“Why do you notice the splinter in your brother’s eye, but do not perceive the wooden beam in your own eye?” Matthew 7:2
“So be imitators of God, as beloved children, and live in love, as Christ loved us…” Ephesians 5:1-2
Here’s a truth we Christians need to hear: For many non-Christians, one of the biggest obstacles to becoming believers is not theological. The obstacle is not an inability to comprehend or believe the Christian salvation story. The biggest blockage in their path to faith is how they see the Christians around them acting. For we can be our own worst witnesses of faith.
Obviously, some people choose to believe in other faiths or in nothing at all. But the truth is, many people choose not to believe in the teachings of Christianity (or perhaps have left the faith of their childhood and family tradition) because they can’t see themselves as part of a group that so often preaches against its own core teachings of love and forgiveness by the way it acts.
As believers, the questions we must ask ourselves today are these: Are we imitating God and God’s church in a way that will draw others to faith? Are we loving and forgiving? Do we live with compassion and with the understanding that we are called to serve all, especially “the least of these?”
Or have we set ourselves up as judge and jury against those we perceive to be different? Do we project to others a faith that is characterized by false piety, superiority, hatred and intolerance? If so, we need to return to the basic teachings of Christ and begin to see where we have left them behind in pursuit of our own brand of holiness. For Christ does not live in our false piety, superiority, hatred and intolerance.

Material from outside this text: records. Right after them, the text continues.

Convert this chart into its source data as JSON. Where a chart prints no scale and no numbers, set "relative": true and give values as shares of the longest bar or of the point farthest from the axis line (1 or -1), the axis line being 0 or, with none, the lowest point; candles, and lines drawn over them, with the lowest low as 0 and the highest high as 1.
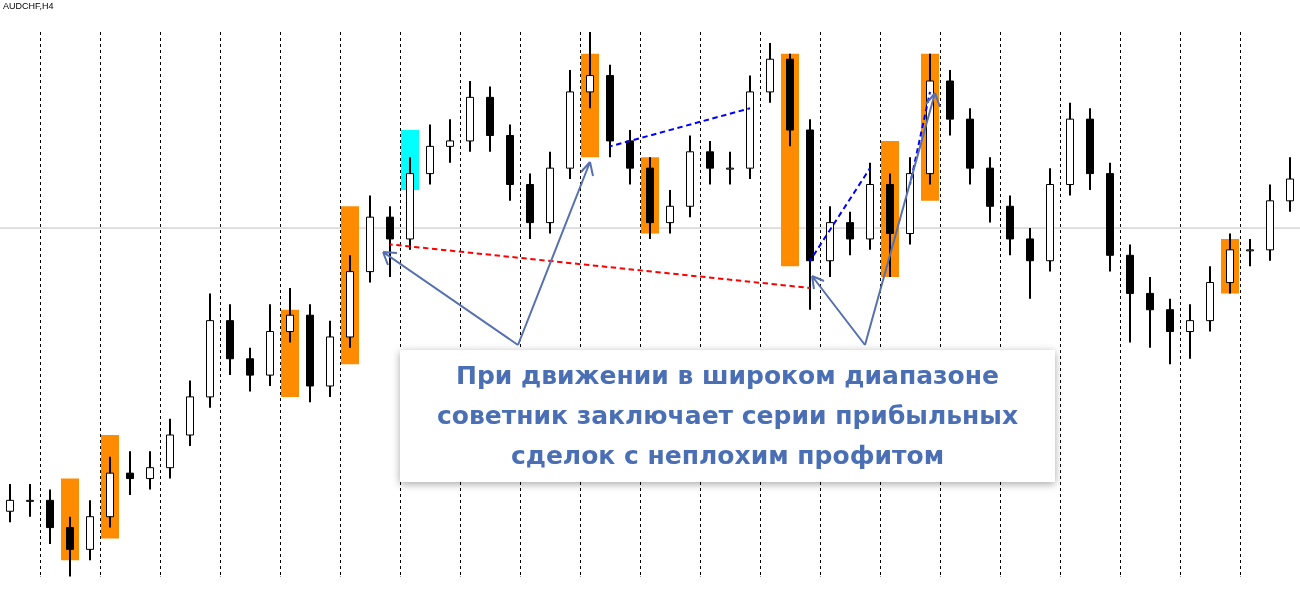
{
  "chart_data": {
    "type": "candlestick",
    "title": "AUDCHF,H4",
    "relative": true,
    "grid": "x",
    "marker": "none",
    "categories": [
      null,
      null,
      null,
      null,
      null,
      null,
      null,
      null,
      null,
      null,
      null,
      null,
      null,
      null,
      null,
      null,
      null,
      null,
      null,
      null,
      null,
      null,
      null,
      null,
      null,
      null,
      null,
      null,
      null,
      null,
      null,
      null,
      null,
      null,
      null,
      null,
      null,
      null,
      null,
      null,
      null,
      null,
      null,
      null,
      null,
      null,
      null,
      null,
      null,
      null,
      null,
      null,
      null,
      null,
      null,
      null,
      null,
      null,
      null,
      null,
      null,
      null,
      null,
      null,
      null
    ],
    "ohlc": [
      [
        0.12,
        0.17,
        0.1,
        0.14
      ],
      [
        0.14,
        0.17,
        0.11,
        0.14
      ],
      [
        0.14,
        0.16,
        0.06,
        0.09
      ],
      [
        0.09,
        0.11,
        0.0,
        0.05
      ],
      [
        0.05,
        0.14,
        0.03,
        0.11
      ],
      [
        0.11,
        0.22,
        0.09,
        0.19
      ],
      [
        0.19,
        0.23,
        0.15,
        0.18
      ],
      [
        0.18,
        0.23,
        0.16,
        0.2
      ],
      [
        0.2,
        0.29,
        0.18,
        0.26
      ],
      [
        0.26,
        0.36,
        0.24,
        0.33
      ],
      [
        0.33,
        0.52,
        0.31,
        0.47
      ],
      [
        0.47,
        0.5,
        0.37,
        0.4
      ],
      [
        0.4,
        0.42,
        0.34,
        0.37
      ],
      [
        0.37,
        0.5,
        0.35,
        0.45
      ],
      [
        0.45,
        0.53,
        0.43,
        0.48
      ],
      [
        0.48,
        0.5,
        0.32,
        0.35
      ],
      [
        0.35,
        0.47,
        0.33,
        0.44
      ],
      [
        0.44,
        0.59,
        0.42,
        0.56
      ],
      [
        0.56,
        0.7,
        0.54,
        0.66
      ],
      [
        0.66,
        0.68,
        0.55,
        0.62
      ],
      [
        0.62,
        0.77,
        0.6,
        0.74
      ],
      [
        0.74,
        0.83,
        0.72,
        0.79
      ],
      [
        0.79,
        0.84,
        0.76,
        0.8
      ],
      [
        0.8,
        0.91,
        0.78,
        0.88
      ],
      [
        0.88,
        0.9,
        0.78,
        0.81
      ],
      [
        0.81,
        0.83,
        0.69,
        0.72
      ],
      [
        0.72,
        0.74,
        0.62,
        0.65
      ],
      [
        0.65,
        0.78,
        0.63,
        0.75
      ],
      [
        0.75,
        0.93,
        0.73,
        0.89
      ],
      [
        0.89,
        1.0,
        0.86,
        0.92
      ],
      [
        0.92,
        0.94,
        0.77,
        0.8
      ],
      [
        0.8,
        0.82,
        0.72,
        0.75
      ],
      [
        0.75,
        0.77,
        0.62,
        0.65
      ],
      [
        0.65,
        0.71,
        0.63,
        0.68
      ],
      [
        0.68,
        0.81,
        0.66,
        0.78
      ],
      [
        0.78,
        0.8,
        0.72,
        0.75
      ],
      [
        0.75,
        0.78,
        0.72,
        0.75
      ],
      [
        0.75,
        0.92,
        0.73,
        0.89
      ],
      [
        0.89,
        0.98,
        0.87,
        0.95
      ],
      [
        0.95,
        0.96,
        0.79,
        0.82
      ],
      [
        0.82,
        0.84,
        0.49,
        0.58
      ],
      [
        0.58,
        0.68,
        0.55,
        0.65
      ],
      [
        0.65,
        0.67,
        0.59,
        0.62
      ],
      [
        0.62,
        0.76,
        0.6,
        0.72
      ],
      [
        0.72,
        0.74,
        0.55,
        0.63
      ],
      [
        0.63,
        0.77,
        0.61,
        0.74
      ],
      [
        0.74,
        0.96,
        0.72,
        0.91
      ],
      [
        0.91,
        0.93,
        0.81,
        0.84
      ],
      [
        0.84,
        0.86,
        0.72,
        0.75
      ],
      [
        0.75,
        0.77,
        0.65,
        0.68
      ],
      [
        0.68,
        0.7,
        0.59,
        0.62
      ],
      [
        0.62,
        0.64,
        0.51,
        0.58
      ],
      [
        0.58,
        0.75,
        0.56,
        0.72
      ],
      [
        0.72,
        0.87,
        0.7,
        0.84
      ],
      [
        0.84,
        0.86,
        0.71,
        0.74
      ],
      [
        0.74,
        0.76,
        0.56,
        0.59
      ],
      [
        0.59,
        0.61,
        0.43,
        0.52
      ],
      [
        0.52,
        0.55,
        0.42,
        0.49
      ],
      [
        0.49,
        0.51,
        0.39,
        0.45
      ],
      [
        0.45,
        0.5,
        0.4,
        0.47
      ],
      [
        0.47,
        0.57,
        0.45,
        0.54
      ],
      [
        0.54,
        0.63,
        0.52,
        0.6
      ],
      [
        0.6,
        0.62,
        0.57,
        0.6
      ],
      [
        0.6,
        0.72,
        0.58,
        0.69
      ],
      [
        0.69,
        0.77,
        0.67,
        0.73
      ]
    ],
    "series": [
      {
        "type": "bar",
        "color": "#ff8c00",
        "values": [
          null,
          null,
          null,
          0.15,
          null,
          0.19,
          null,
          null,
          null,
          null,
          null,
          null,
          null,
          null,
          0.16,
          null,
          null,
          0.29,
          null,
          null,
          null,
          null,
          null,
          null,
          null,
          null,
          null,
          null,
          null,
          0.19,
          null,
          null,
          0.14,
          null,
          null,
          null,
          null,
          null,
          null,
          0.39,
          null,
          null,
          null,
          null,
          0.25,
          null,
          0.27,
          null,
          null,
          null,
          null,
          null,
          null,
          null,
          null,
          null,
          null,
          null,
          null,
          null,
          null,
          0.1,
          null,
          null,
          null
        ],
        "base": [
          null,
          null,
          null,
          0.03,
          null,
          0.07,
          null,
          null,
          null,
          null,
          null,
          null,
          null,
          null,
          0.33,
          null,
          null,
          0.39,
          null,
          null,
          null,
          null,
          null,
          null,
          null,
          null,
          null,
          null,
          null,
          0.77,
          null,
          null,
          0.63,
          null,
          null,
          null,
          null,
          null,
          null,
          0.57,
          null,
          null,
          null,
          null,
          0.55,
          null,
          0.69,
          null,
          null,
          null,
          null,
          null,
          null,
          null,
          null,
          null,
          null,
          null,
          null,
          null,
          null,
          0.52,
          null,
          null,
          null
        ]
      },
      {
        "type": "bar",
        "color": "#00ffff",
        "values": [
          null,
          null,
          null,
          null,
          null,
          null,
          null,
          null,
          null,
          null,
          null,
          null,
          null,
          null,
          null,
          null,
          null,
          null,
          null,
          null,
          0.11,
          null,
          null,
          null,
          null,
          null,
          null,
          null,
          null,
          null,
          null,
          null,
          null,
          null,
          null,
          null,
          null,
          null,
          null,
          null,
          null,
          null,
          null,
          null,
          null,
          null,
          null,
          null,
          null,
          null,
          null,
          null,
          null,
          null,
          null,
          null,
          null,
          null,
          null,
          null,
          null,
          null,
          null,
          null,
          null
        ],
        "base": [
          null,
          null,
          null,
          null,
          null,
          null,
          null,
          null,
          null,
          null,
          null,
          null,
          null,
          null,
          null,
          null,
          null,
          null,
          null,
          null,
          0.71,
          null,
          null,
          null,
          null,
          null,
          null,
          null,
          null,
          null,
          null,
          null,
          null,
          null,
          null,
          null,
          null,
          null,
          null,
          null,
          null,
          null,
          null,
          null,
          null,
          null,
          null,
          null,
          null,
          null,
          null,
          null,
          null,
          null,
          null,
          null,
          null,
          null,
          null,
          null,
          null,
          null,
          null,
          null,
          null
        ]
      },
      {
        "type": "line",
        "color": "#ff0000",
        "line_style": "dashed",
        "values": [
          null,
          null,
          null,
          null,
          null,
          null,
          null,
          null,
          null,
          null,
          null,
          null,
          null,
          null,
          null,
          null,
          null,
          null,
          null,
          0.61,
          null,
          null,
          null,
          null,
          null,
          null,
          null,
          null,
          null,
          null,
          null,
          null,
          null,
          null,
          null,
          null,
          null,
          null,
          null,
          null,
          0.53,
          null,
          null,
          null,
          null,
          null,
          null,
          null,
          null,
          null,
          null,
          null,
          null,
          null,
          null,
          null,
          null,
          null,
          null,
          null,
          null,
          null,
          null,
          null,
          null
        ]
      },
      {
        "type": "line",
        "color": "#0000ff",
        "line_style": "dashed",
        "values": [
          null,
          null,
          null,
          null,
          null,
          null,
          null,
          null,
          null,
          null,
          null,
          null,
          null,
          null,
          null,
          null,
          null,
          null,
          null,
          null,
          null,
          null,
          null,
          null,
          null,
          null,
          null,
          null,
          null,
          null,
          0.79,
          null,
          null,
          null,
          null,
          null,
          null,
          0.86,
          null,
          null,
          null,
          null,
          null,
          null,
          null,
          null,
          null,
          null,
          null,
          null,
          null,
          null,
          null,
          null,
          null,
          null,
          null,
          null,
          null,
          null,
          null,
          null,
          null,
          null,
          null
        ]
      },
      {
        "type": "line",
        "color": "#0000ff",
        "line_style": "dashed",
        "values": [
          null,
          null,
          null,
          null,
          null,
          null,
          null,
          null,
          null,
          null,
          null,
          null,
          null,
          null,
          null,
          null,
          null,
          null,
          null,
          null,
          null,
          null,
          null,
          null,
          null,
          null,
          null,
          null,
          null,
          null,
          null,
          null,
          null,
          null,
          null,
          null,
          null,
          null,
          null,
          null,
          0.58,
          null,
          null,
          0.75,
          null,
          null,
          null,
          null,
          null,
          null,
          null,
          null,
          null,
          null,
          null,
          null,
          null,
          null,
          null,
          null,
          null,
          null,
          null,
          null,
          null
        ]
      },
      {
        "type": "line",
        "color": "#0000ff",
        "line_style": "dashed",
        "values": [
          null,
          null,
          null,
          null,
          null,
          null,
          null,
          null,
          null,
          null,
          null,
          null,
          null,
          null,
          null,
          null,
          null,
          null,
          null,
          null,
          null,
          null,
          null,
          null,
          null,
          null,
          null,
          null,
          null,
          null,
          null,
          null,
          null,
          null,
          null,
          null,
          null,
          null,
          null,
          null,
          null,
          null,
          null,
          null,
          null,
          0.72,
          0.89,
          null,
          null,
          null,
          null,
          null,
          null,
          null,
          null,
          null,
          null,
          null,
          null,
          null,
          null,
          null,
          null,
          null,
          null
        ]
      }
    ],
    "ref_lines": [
      {
        "axis": "y",
        "value": 0.64,
        "color": "#c0c0c0"
      }
    ],
    "annotations": [
      "При движении в широком диапазоне советник заключает серии прибыльных сделок с неплохим профитом"
    ]
  }
}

Our call, of course, is to a life of love, and any other approach to spreading a gospel of love and acceptance will surely fall on deaf ears. For without love, we have nothing to offer a world yearning to find meaning beyond itself. We are gonging bells and crashing cymbals. We are full of sound and fury, signifying nothing.
Shelley Williams says
Your writing in “Living Faith” with your blogspot mentioned at the bottom of one of them, made me get on-line to check it out, though I hate being on the computer after a full-day of work on one. But anyway, may I just say thank you, first of all, for your writing. Secondly, you are an inspiration. I am myself a wanna be writer, and am a convert to Catholicism. Most Catholics don’t know what they have. Recently we’ve got some of our own inviting Episcopal ministers (female no less) to our parish. Ecumenical ventures are fine for what they are, but now that I have fully embraced the faith and God that was always trying to embrace me since I was baptized, I find I’m a bit offended by attempts to dilute or adulterate in any way, the Catholicism that wasn’t present when I was baptized (1991). My territorialism is borne of knowing where a diluted faith leads people–nowhere. Been there, done that. I like how your writing sounds inclusive yet orthodox, embracing yet boundary-setting as far as the faith goes. If you ever have time, I would love to hear if you’ve ever had a particularly strong faith conversion story (even cradle Catholics can have these, and need them really). Also, how you came to write for Living Faith is another thing I’d love to learn. At your leisure, of course. Thanks for the obvious evidence of your own living faith in the words you write. Keep up the good work.